第35話 『夜中』 その17

 30分後・・・


 ぼくと親分の双方に、ほぼ同時に電話がかかったのです・・・・・・



『ああ、待たせたな。いいか? しゃべるぞ。』


 参事の声でありましょう。


『ああ、実は、どうなってるんだかよくはわからんが、君んとこの係長は、国の隠密だったということだ。市長と部長と主幹は知っていたらしいが、俺は蚊帳の外だった。ということだな。違うか。君は知ってたか?』


「いいえ。ここで、さきほど、ご本人さまから白状されましたよ。」


『そうか。まあ、そうなんだろうな。いいか、良く聞き給え。君は、この任務からは解任。明朝、直ぐに帰りたまえ。地位は奪われないから安心したまえ。お嬢は、そこの国庁舎内の診療所で隔離する。君の後は、巌本君(親分のことです。)が担当する。後の二人は、そこに残る。人手が要るだろうから、人事課からひとり若手を明日すぐに送る。面接会は、予定通り行うこととしてほしいという、大臣からの直接の要請があったんだそうだ。

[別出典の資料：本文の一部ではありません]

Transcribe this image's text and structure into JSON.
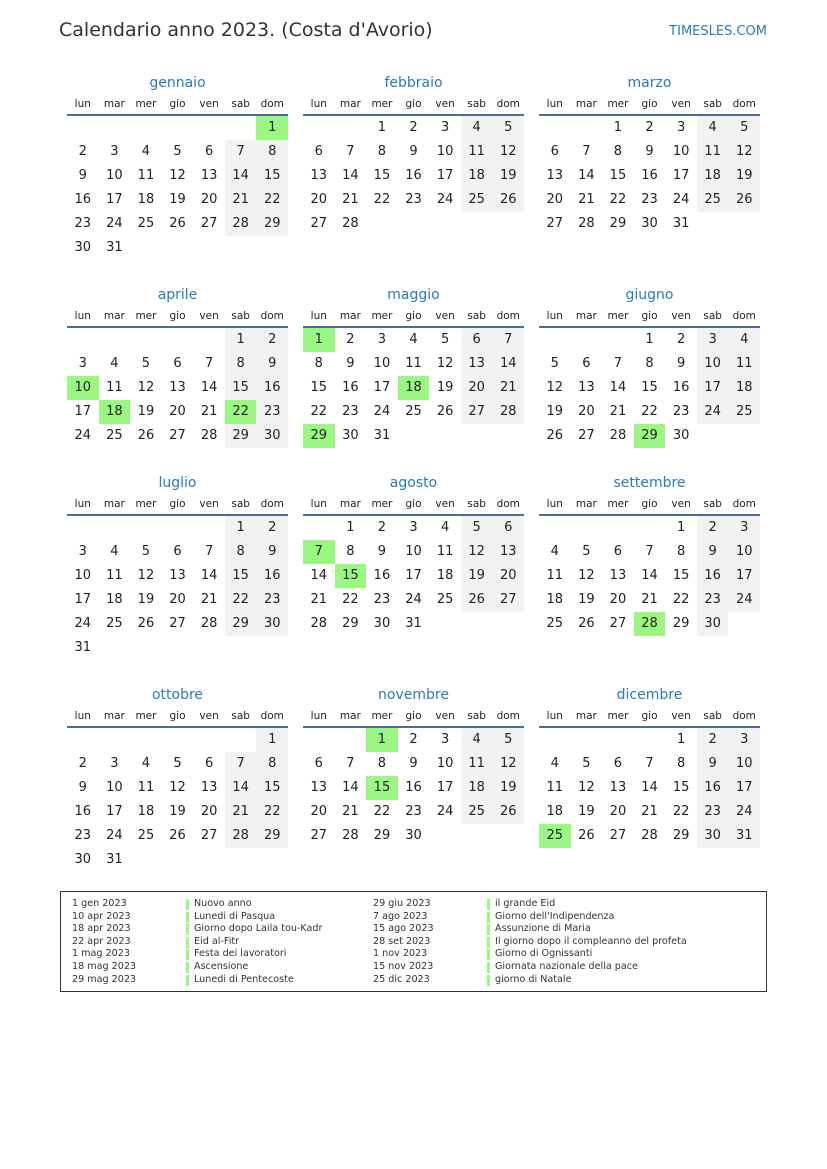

なんで、大臣なんだ? とは思うがね。市長はその意向に逆らう気はなさそうだ。つまり、この面接会というものは、どうやら国が黒幕だ。ついでに言うと、俺も事実上の更迭で左遷。来週からは、市の漁港の施設長だそうだ。お魚と漁師さんたちを、この先お世話することになる。重要ポストだよ。』


「はあ・・・・ふうん・・・・いいでしょう。そのうち、あなたは部長になりますよ。じゃあ、ぼくも、体調がすぐれないので、帰還が困難です。有給休暇申請します。いいですね? とりあえず1週間は休みます。」


『まあ、俺には、拒否はできんな。・・・無茶するなよ。手は出すなよ。金は出せないからな。』


「いいです。自費でまかないます。」


『処分があるかもしれないぞ。いいな。』


「いいでしょう、覚悟の上ですよ。このまま帰れないですよ。けりをつけなきゃあね。」


『わかった。では、健闘を祈る。』


 ぼくが電話を切るのとほぼ同時に、またまた、親分も終了しました。


「聞いたんだろうが、あなたはこの件から外された。あとは、私が引き継ぐ。さっさとこの部屋から出て行ってもらおうか。部外者がいては迷惑だ。朝が来たら、すぐに本土に帰って、邪魔しないように、してほしい。」


 親分はそう言い放ちました。


「あいよ。ぼくは、今日から休暇だから。勝手にさせてもらう。」


 ぼくは、ドアを開けて、そのまま無言で自室に戻りました。



 ぼくの部屋の大きな『枕』さんが、宙を舞いました。